In $D = 3$ spacetimes, the faraday has 3 independent components: 2 describing the electric field, and only 1 describing the magnetic field, which is then a scalar field in the 2D space section, instead of a vector.

In $D = 5$ spacetimes, the electric field is again a vector in 4D space, with 4 components, and the magnetic field has 6 components (so it's not a vector in 4D space).

In general, for spacetimes of $D$ dimensions, the electric field $F_{0i}$ (where $i = 1, 2, \dots, D-1$) is always a vector in the $D - 1$ space section while the magnetic field has $\frac{1}{2} (D -1)(D-2)$ components.

$D = 4$ spacetimes are the only ones for which both the electric field and the magnetic field can be described as vectors, and magnetic field lines can thus be defined.

So what should be the most general graphical representation of magnetic fields for any $D$, if "lines" in the space section cannot be drawn from the field components themselves?

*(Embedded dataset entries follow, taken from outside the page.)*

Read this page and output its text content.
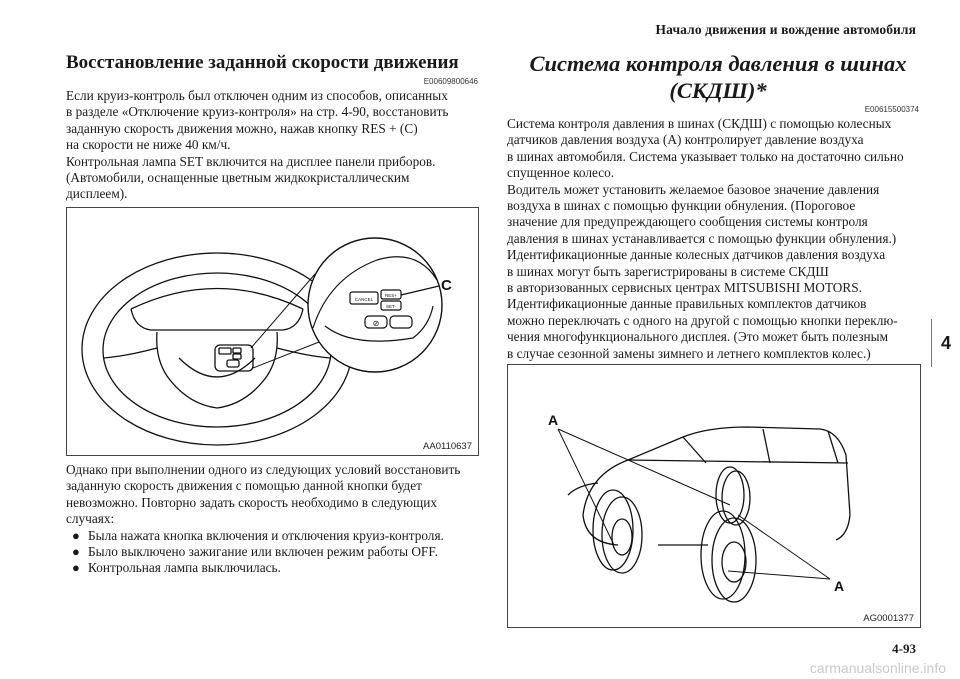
Начало движения и вождение автомобиля
4
4-93
carmanualsonline.info
Восстановление заданной скорости движения
E00609800646

Если круиз-контроль был отключен одним из способов, описанных
в разделе «Отключение круиз-контроля» на стр. 4-90, восстановить
заданную скорость движения можно, нажав кнопку RES + (С)
на скорости не ниже 40 км/ч.
Контрольная лампа SET включится на дисплее панели приборов.
(Автомобили, оснащенные цветным жидкокристаллическим
дисплеем).

CANCEL
RES+
SET-
⊘
C
AA0110637

Однако при выполнении одного из следующих условий восстановить
заданную скорость движения с помощью данной кнопки будет
невозможно. Повторно задать скорость необходимо в следующих
случаях:

● Была нажата кнопка включения и отключения круиз-контроля.
● Было выключено зажигание или включен режим работы OFF.
● Контрольная лампа выключилась.
Система контроля давления в шинах
(СКДШ)*
E00615500374

Система контроля давления в шинах (СКДШ) с помощью колесных
датчиков давления воздуха (А) контролирует давление воздуха
в шинах автомобиля. Система указывает только на достаточно сильно
спущенное колесо.
Водитель может установить желаемое базовое значение давления
воздуха в шинах с помощью функции обнуления. (Пороговое
значение для предупреждающего сообщения системы контроля
давления в шинах устанавливается с помощью функции обнуления.)
Идентификационные данные колесных датчиков давления воздуха
в шинах могут быть зарегистрированы в системе СКДШ
в авторизованных сервисных центрах MITSUBISHI MOTORS.
Идентификационные данные правильных комплектов датчиков
можно переключать с одного на другой с помощью кнопки переклю-
чения многофункционального дисплея. (Это может быть полезным
в случае сезонной замены зимнего и летнего комплектов колес.)

A
A
AG0001377
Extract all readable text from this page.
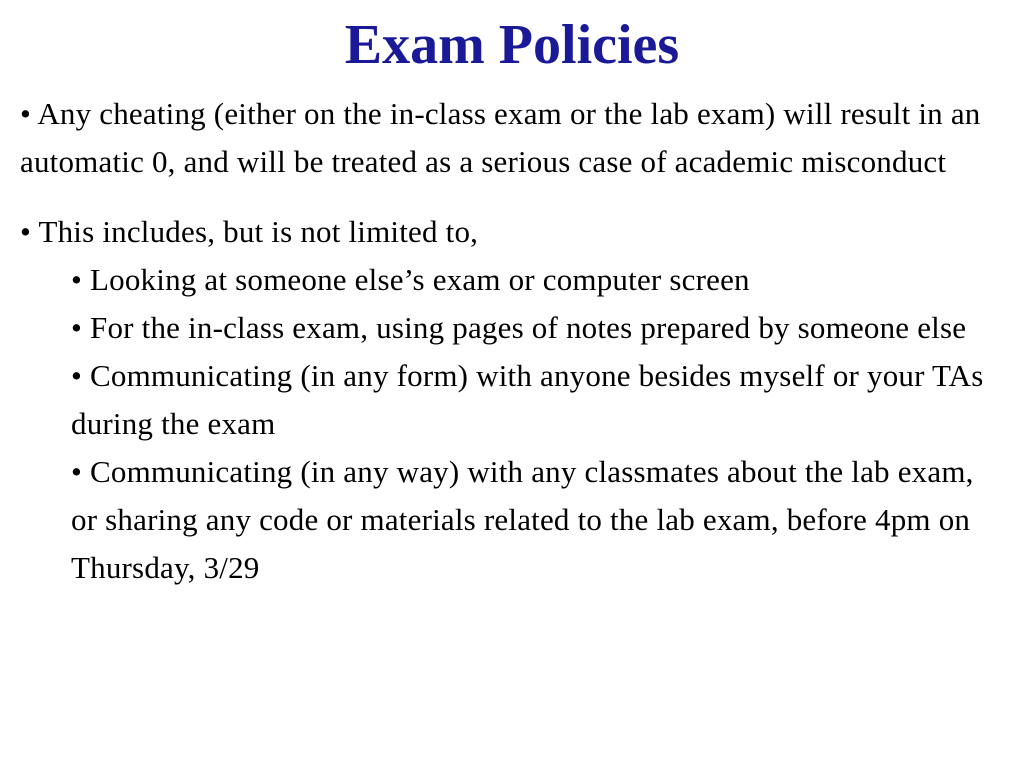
Exam Policies

• Any cheating (either on the in-class exam or the lab exam) will result in an automatic 0, and will be treated as a serious case of academic misconduct

• This includes, but is not limited to,

• Looking at someone else’s exam or computer screen

• For the in-class exam, using pages of notes prepared by someone else

• Communicating (in any form) with anyone besides myself or your TAs during the exam

• Communicating (in any way) with any classmates about the lab exam, or sharing any code or materials related to the lab exam, before 4pm on Thursday, 3/29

If the magnetic field could be described as surfaces in space, how do you define those surfaces, if you have the field components $B_{ij} \equiv F_{ij}(x)$ and cartesian coordinates $x^i$ (where $i, j = 1, 2, 3, \dots, D - 1$)? Suppose for simplicity that the field is static (no dependance on $t$ and no electric field). The faraday tensor is a 2-form: \begin{equation}\tag{1} \mathbf{F} = F_{ij}(x) \, \mathbf{d}x^i \wedge \mathbf{d}x^j. \end{equation} So how can we find the magnetic surfaces associated to this 2-form? What is the differential equation equivalent to the field lines equation in 3D space: \begin{equation}\tag{2} \frac{d\mathbf{r}}{d s} = \lambda(s) \, \mathbf{B}(\mathbf{r}(s)). \end{equation} If the variables $u$ and $v$ are an arbitrary parametrisation on a given surface, would it be \begin{equation}\tag{3} \frac{\partial x^i}{\partial u} \, \frac{\partial x^j}{\partial v} - \frac{\partial x^j}{\partial u} \, \frac{\partial x^i}{\partial v} = \lambda(u, v) \, B_{ij}(x(u, v)) \quad ? \end{equation} where $\lambda(u, v)$ is an arbitrary scalar function. I never saw equation (3) anywhere before.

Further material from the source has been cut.